Swing is a powerful java library and also at times be complex however thanks to Dave Ray's seesaw which you should look at if you plan on doing any GUI building with Clojure. I suggest reading the tutorial as well to get used to the basics. But here I want to show you some things that aren't quite mentioned specifically in the tutorial.
So lets create a new leiningen project.
$ lein new hello-swing
This will create the leiningen project and now add the seesaw library to your projects.clj. Edit your project.clj file to include Seesaw.
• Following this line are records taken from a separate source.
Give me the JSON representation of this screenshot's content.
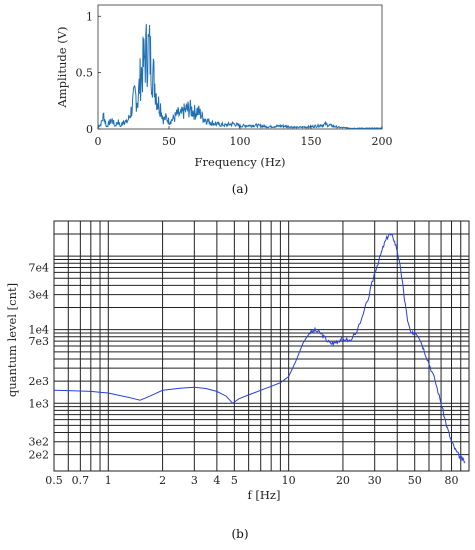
{
  "captions": {
    "a": "(a)",
    "b": "(b)"
  },
  "chart_data": [
    {
      "type": "line",
      "xlabel": "Frequency (Hz)",
      "ylabel": "Amplitude (V)",
      "xlim": [
        0,
        200
      ],
      "ylim": [
        0,
        1.1
      ],
      "x_ticks": [
        "0",
        "50",
        "100",
        "150",
        "200"
      ],
      "y_ticks": [
        "0",
        "0.5",
        "1"
      ],
      "grid": false,
      "color": "#1f6fb4",
      "series": [
        {
          "x": [
            0,
            2,
            4,
            6,
            8,
            10,
            12,
            14,
            16,
            18,
            20,
            22,
            24,
            26,
            28,
            30,
            32,
            34,
            36,
            38,
            40,
            42,
            44,
            46,
            48,
            50,
            52,
            54,
            56,
            58,
            60,
            62,
            64,
            66,
            68,
            70,
            72,
            74,
            76,
            78,
            80,
            85,
            90,
            95,
            100,
            110,
            120,
            130,
            140,
            150,
            160,
            170,
            180,
            190,
            200
          ],
          "y": [
            0.04,
            0.06,
            0.18,
            0.03,
            0.08,
            0.12,
            0.04,
            0.1,
            0.03,
            0.12,
            0.08,
            0.15,
            0.28,
            0.45,
            0.38,
            0.7,
            0.85,
            1.0,
            1.05,
            0.8,
            0.6,
            0.35,
            0.3,
            0.12,
            0.15,
            0.1,
            0.12,
            0.15,
            0.2,
            0.18,
            0.22,
            0.25,
            0.27,
            0.25,
            0.22,
            0.24,
            0.2,
            0.15,
            0.12,
            0.1,
            0.08,
            0.06,
            0.05,
            0.07,
            0.04,
            0.05,
            0.03,
            0.04,
            0.02,
            0.03,
            0.06,
            0.02,
            0.01,
            0.01,
            0.01
          ]
        }
      ]
    },
    {
      "type": "line",
      "xlabel": "f [Hz]",
      "ylabel": "quantum level [cnt]",
      "x_scale": "log",
      "y_scale": "log",
      "xlim": [
        0.5,
        100
      ],
      "ylim": [
        120,
        300000
      ],
      "x_ticks": [
        {
          "v": 0.5,
          "label": "0.5"
        },
        {
          "v": 0.7,
          "label": "0.7"
        },
        {
          "v": 1,
          "label": "1"
        },
        {
          "v": 2,
          "label": "2"
        },
        {
          "v": 3,
          "label": "3"
        },
        {
          "v": 4,
          "label": "4"
        },
        {
          "v": 5,
          "label": "5"
        },
        {
          "v": 10,
          "label": "10"
        },
        {
          "v": 20,
          "label": "20"
        },
        {
          "v": 30,
          "label": "30"
        },
        {
          "v": 50,
          "label": "50"
        },
        {
          "v": 80,
          "label": "80"
        }
      ],
      "y_ticks": [
        {
          "v": 200,
          "label": "2e2"
        },
        {
          "v": 300,
          "label": "3e2"
        },
        {
          "v": 1000,
          "label": "1e3"
        },
        {
          "v": 2000,
          "label": "2e3"
        },
        {
          "v": 7000,
          "label": "7e3"
        },
        {
          "v": 10000,
          "label": "1e4"
        },
        {
          "v": 30000,
          "label": "3e4"
        },
        {
          "v": 70000,
          "label": "7e4"
        }
      ],
      "grid": true,
      "color": "#2a3fe0",
      "series": [
        {
          "x": [
            0.5,
            0.8,
            1.0,
            1.3,
            1.5,
            1.7,
            2.0,
            2.5,
            3.0,
            3.5,
            4.0,
            4.5,
            4.9,
            5.3,
            6.0,
            7.0,
            8.0,
            9.0,
            10.0,
            11.0,
            12.0,
            13.0,
            14.0,
            15.0,
            16.0,
            17.0,
            18.0,
            19.0,
            20.0,
            22.0,
            25.0,
            28.0,
            30.0,
            32.0,
            34.0,
            36.0,
            38.0,
            40.0,
            42.0,
            44.0,
            46.0,
            48.0,
            50.0,
            53.0,
            56.0,
            60.0,
            65.0,
            70.0,
            75.0,
            80.0,
            85.0,
            90.0,
            95.0
          ],
          "y": [
            1500,
            1450,
            1380,
            1200,
            1100,
            1250,
            1500,
            1600,
            1650,
            1580,
            1450,
            1250,
            1000,
            1150,
            1300,
            1500,
            1700,
            1900,
            2300,
            3800,
            6500,
            9000,
            9800,
            9000,
            7500,
            6500,
            6600,
            7200,
            7600,
            7000,
            12000,
            30000,
            60000,
            95000,
            150000,
            200000,
            180000,
            120000,
            60000,
            25000,
            12000,
            8500,
            9500,
            8000,
            5500,
            3500,
            2000,
            1000,
            500,
            300,
            220,
            180,
            160
          ]
        }
      ]
    }
  ]
}
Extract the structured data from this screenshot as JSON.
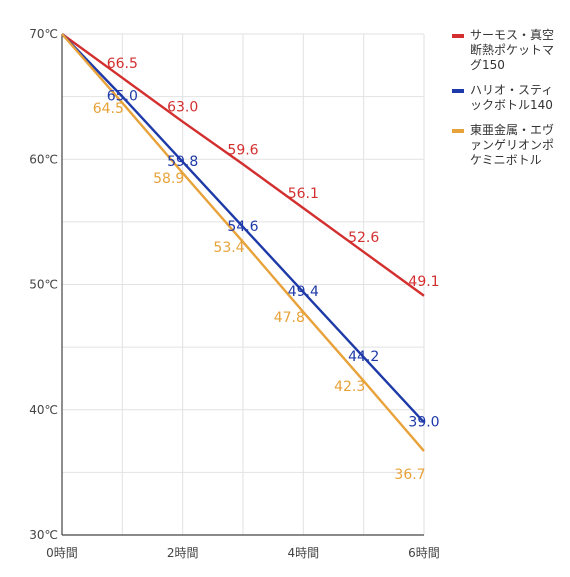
{
  "chart_data": {
    "type": "line",
    "x": [
      "0時間",
      "1時間",
      "2時間",
      "3時間",
      "4時間",
      "5時間",
      "6時間"
    ],
    "x_tick_labels": [
      "0時間",
      "2時間",
      "4時間",
      "6時間"
    ],
    "y_tick_labels": [
      "30℃",
      "40℃",
      "50℃",
      "60℃",
      "70℃"
    ],
    "ylim": [
      30,
      70
    ],
    "xlim": [
      0,
      6
    ],
    "grid": true,
    "legend_position": "right",
    "series": [
      {
        "name": "サーモス・真空断熱ポケットマグ150",
        "color": "#d32f2f",
        "values": [
          70,
          66.5,
          63.0,
          59.6,
          56.1,
          52.6,
          49.1
        ],
        "labels": [
          "",
          "66.5",
          "63.0",
          "59.6",
          "56.1",
          "52.6",
          "49.1"
        ]
      },
      {
        "name": "ハリオ・スティックボトル140",
        "color": "#1e3aa8",
        "values": [
          70,
          65.0,
          59.8,
          54.6,
          49.4,
          44.2,
          39.0
        ],
        "labels": [
          "",
          "65.0",
          "59.8",
          "54.6",
          "49.4",
          "44.2",
          "39.0"
        ]
      },
      {
        "name": "東亜金属・エヴァンゲリオンポケミニボトル",
        "color": "#e8a23a",
        "values": [
          70,
          64.5,
          58.9,
          53.4,
          47.8,
          42.3,
          36.7
        ],
        "labels": [
          "",
          "64.5",
          "58.9",
          "53.4",
          "47.8",
          "42.3",
          "36.7"
        ]
      }
    ]
  }
}
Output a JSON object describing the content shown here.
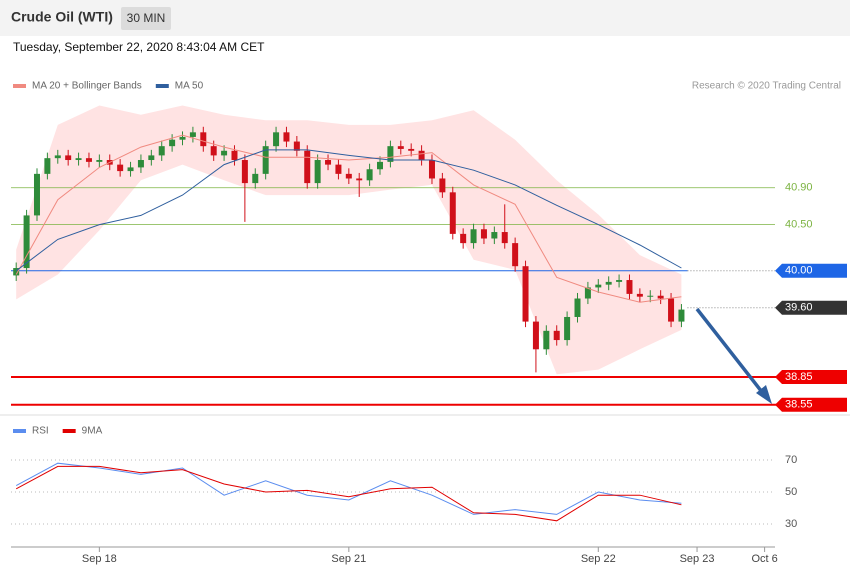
{
  "header": {
    "title": "Crude Oil (WTI)",
    "interval": "30 MIN",
    "timestamp": "Tuesday, September 22, 2020 8:43:04 AM CET"
  },
  "chart_data": [
    {
      "type": "candlestick",
      "credit": "Research © 2020 Trading Central",
      "up_color": "#2e8b3a",
      "down_color": "#d0101a",
      "x": [
        0,
        1,
        2,
        3,
        4,
        5,
        6,
        7,
        8,
        9,
        10,
        11,
        12,
        13,
        14,
        15,
        16,
        17,
        18,
        19,
        20,
        21,
        22,
        23,
        24,
        25,
        26,
        27,
        28,
        29,
        30,
        31,
        32,
        33,
        34,
        35,
        36,
        37,
        38,
        39,
        40,
        41,
        42,
        43,
        44,
        45,
        46,
        47,
        48,
        49,
        50,
        51,
        52,
        53,
        54,
        55,
        56,
        57,
        58,
        59,
        60,
        61,
        62,
        63,
        64
      ],
      "open": [
        39.95,
        40.03,
        40.6,
        41.05,
        41.22,
        41.25,
        41.2,
        41.22,
        41.18,
        41.2,
        41.15,
        41.08,
        41.12,
        41.2,
        41.25,
        41.35,
        41.42,
        41.45,
        41.5,
        41.35,
        41.25,
        41.3,
        41.2,
        40.95,
        41.05,
        41.35,
        41.5,
        41.4,
        41.3,
        40.95,
        41.2,
        41.15,
        41.05,
        41.0,
        40.98,
        41.1,
        41.18,
        41.35,
        41.32,
        41.3,
        41.2,
        41.0,
        40.85,
        40.4,
        40.3,
        40.45,
        40.35,
        40.42,
        40.3,
        40.05,
        39.45,
        39.15,
        39.35,
        39.25,
        39.5,
        39.7,
        39.82,
        39.85,
        39.88,
        39.9,
        39.75,
        39.72,
        39.73,
        39.7,
        39.45
      ],
      "high": [
        40.09,
        40.66,
        41.11,
        41.28,
        41.31,
        41.31,
        41.28,
        41.28,
        41.26,
        41.26,
        41.21,
        41.18,
        41.26,
        41.31,
        41.41,
        41.48,
        41.51,
        41.56,
        41.56,
        41.41,
        41.36,
        41.36,
        41.26,
        41.11,
        41.41,
        41.56,
        41.56,
        41.46,
        41.36,
        41.26,
        41.26,
        41.21,
        41.11,
        41.06,
        41.16,
        41.24,
        41.41,
        41.41,
        41.38,
        41.36,
        41.26,
        41.06,
        40.91,
        40.46,
        40.51,
        40.51,
        40.48,
        40.72,
        40.36,
        40.11,
        39.51,
        39.41,
        39.41,
        39.56,
        39.76,
        39.88,
        39.91,
        39.94,
        39.96,
        39.96,
        39.81,
        39.79,
        39.79,
        39.76,
        39.64
      ],
      "low": [
        39.89,
        39.97,
        40.54,
        40.99,
        41.16,
        41.14,
        41.14,
        41.12,
        41.12,
        41.09,
        41.02,
        41.02,
        41.06,
        41.14,
        41.19,
        41.29,
        41.36,
        41.39,
        41.29,
        41.19,
        41.19,
        41.14,
        40.53,
        40.89,
        40.99,
        41.29,
        41.34,
        41.24,
        40.89,
        40.89,
        41.09,
        40.99,
        40.94,
        40.8,
        40.92,
        41.04,
        41.12,
        41.26,
        41.24,
        41.14,
        40.94,
        40.79,
        40.34,
        40.24,
        40.24,
        40.29,
        40.29,
        40.24,
        39.99,
        39.39,
        38.9,
        39.09,
        39.19,
        39.19,
        39.44,
        39.64,
        39.76,
        39.79,
        39.82,
        39.69,
        39.66,
        39.66,
        39.64,
        39.39,
        39.39
      ],
      "close": [
        40.03,
        40.6,
        41.05,
        41.22,
        41.25,
        41.2,
        41.22,
        41.18,
        41.2,
        41.15,
        41.08,
        41.12,
        41.2,
        41.25,
        41.35,
        41.42,
        41.45,
        41.5,
        41.35,
        41.25,
        41.3,
        41.2,
        40.95,
        41.05,
        41.35,
        41.5,
        41.4,
        41.3,
        40.95,
        41.2,
        41.15,
        41.05,
        41.0,
        40.98,
        41.1,
        41.18,
        41.35,
        41.32,
        41.3,
        41.2,
        41.0,
        40.85,
        40.4,
        40.3,
        40.45,
        40.35,
        40.42,
        40.3,
        40.05,
        39.45,
        39.15,
        39.35,
        39.25,
        39.5,
        39.7,
        39.82,
        39.85,
        39.88,
        39.9,
        39.75,
        39.72,
        39.73,
        39.7,
        39.45,
        39.58
      ],
      "xlim": [
        -0.5,
        73
      ],
      "ylim": [
        38.46,
        41.85
      ],
      "levels": [
        {
          "value": 40.9,
          "label": "40.90",
          "color": "#7cb342",
          "style": "solid",
          "boxed": false
        },
        {
          "value": 40.5,
          "label": "40.50",
          "color": "#7cb342",
          "style": "solid",
          "boxed": false
        },
        {
          "value": 40,
          "label": "40.00",
          "color": "#1e66e6",
          "style": "solid-dotted",
          "boxed": true
        },
        {
          "value": 39.6,
          "label": "39.60",
          "color": "#333333",
          "style": "dotted",
          "boxed": true
        },
        {
          "value": 38.85,
          "label": "38.85",
          "color": "#ee0000",
          "style": "thick",
          "boxed": true
        },
        {
          "value": 38.55,
          "label": "38.55",
          "color": "#ee0000",
          "style": "thick",
          "boxed": true
        }
      ],
      "overlay_x": [
        0,
        4,
        8,
        12,
        16,
        20,
        24,
        28,
        32,
        36,
        40,
        44,
        48,
        52,
        56,
        60,
        64
      ],
      "overlays": [
        {
          "name": "MA 20 + Bollinger Bands",
          "color": "#f08a80",
          "band_color": "#ffe3e3",
          "values": [
            39.96,
            40.77,
            41.12,
            41.34,
            41.47,
            41.34,
            41.23,
            41.23,
            41.2,
            41.23,
            41.28,
            40.93,
            40.72,
            39.93,
            39.77,
            39.66,
            39.72
          ],
          "upper": [
            40.23,
            41.58,
            41.79,
            41.69,
            41.79,
            41.69,
            41.63,
            41.63,
            41.58,
            41.58,
            41.63,
            41.74,
            41.42,
            40.98,
            40.61,
            40.17,
            39.96
          ],
          "lower": [
            39.69,
            39.96,
            40.44,
            40.98,
            41.15,
            40.98,
            40.82,
            40.82,
            40.82,
            40.88,
            40.93,
            40.12,
            40.01,
            38.88,
            38.93,
            39.15,
            39.36
          ]
        },
        {
          "name": "MA 50",
          "color": "#2f5f9e",
          "values": [
            40.0,
            40.34,
            40.5,
            40.6,
            40.82,
            41.15,
            41.31,
            41.31,
            41.25,
            41.2,
            41.2,
            41.09,
            40.93,
            40.71,
            40.5,
            40.28,
            40.03
          ]
        }
      ]
    },
    {
      "type": "line",
      "x": [
        0,
        4,
        8,
        12,
        16,
        20,
        24,
        28,
        32,
        36,
        40,
        44,
        48,
        52,
        56,
        60,
        64
      ],
      "series": [
        {
          "name": "RSI",
          "color": "#5b8def",
          "values": [
            54,
            68,
            65,
            61,
            65,
            48,
            57,
            48,
            45,
            57,
            48,
            36,
            39,
            36,
            50,
            45,
            43
          ]
        },
        {
          "name": "9MA",
          "color": "#e00000",
          "values": [
            52,
            66,
            66,
            62,
            64,
            55,
            50,
            51,
            47,
            52,
            53,
            37,
            36,
            32,
            48,
            48,
            42
          ]
        }
      ],
      "xlim": [
        -0.5,
        73
      ],
      "ylim": [
        16.9,
        95
      ],
      "yticks": [
        70,
        50,
        30
      ],
      "grid": true,
      "xticks": [
        {
          "value": 8,
          "label": "Sep 18"
        },
        {
          "value": 32,
          "label": "Sep 21"
        },
        {
          "value": 56,
          "label": "Sep 22"
        },
        {
          "value": 65.5,
          "label": "Sep 23"
        },
        {
          "value": 72,
          "label": "Oct 6"
        }
      ]
    }
  ]
}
As well as adding where the main function will reside which will be in the hello-swing.core.
(defproject hello-swing "0.1.0-SNAPSHOT"
:description "FIXME: write description"
:url "http://example.com/FIXME"
:license {:name "Eclipse Public License"
:url "http://www.eclipse.org/legal/epl-v10.html"}
:dependencies [[org.clojure/clojure "1.8.0"]
[seesaw "1.4.2"]] ;; add this
:main hello-swing.core) ;; add this
Afterwards let start writing into our core.clj which is in the /src directory. Set up your core.clj as the following.
(ns hello-swing.core
(:gen-class)) ;; In case you want to make this into a jar.
(use 'seesaw.core) ;; allows you to use the seesaw library. However highly discouraged in production code.
(def jframe (frame :title "hello Frame"
:height 300
:width 300
:on-close :exit ;; Exits on close you can also set it to :hide which will make the frame disappear.
:content (label :text "Hello this is a label!"))) ;; A simple label with text.
(defn -main []
(native!) ;; Makes the frame appear correctly based on the OS. Which should be called as soon as possible.
(invoke-later ;; executes the body in the near future.
(-> jframe show!))) ;; displays the jframe.
Now you can run the code by entering the following in the project directory.
$ lein run
You should see a frame like this.
Now that you made a frame pop up lets decorate the frame to be a little nicer. Adding a menubar to close it.
(ns hello-swing.core
(:gen-class))
(use 'seesaw.core)
(defn handler [event] ;; Handler that will be listening to the action commands being recieved.
(let [e (.getActionCommand event)]
(if (= e "Close Frame")
(System/exit 0)))) ;; Exits the program with a exit status of 0.
(def close-frame (menu-item :text "Close Frame"
:tip "This will close the frame."
:listen [:action handler])) ;; Assigning a function that will handle its action commands.
(def jframe (frame :title "hello Frame"
:menubar (menubar :items [(menu :text "File" :items [close-frame])]) ;; adding a menubar
:height 300
:width 300
:on-close :exit ;; Exits on close
:content (label :text "Hello this is a label!"))) ;; Label
(defn -main []
(native!)
(invoke-later
(-> jframe show!)))
I think that'll be all for today since that in itself is a lot specially if you never worked with GUI's before. You can mess around and make the menubar do all kinds of things just by changing the (System/exit 0) part.
In the next part we will be doing themes.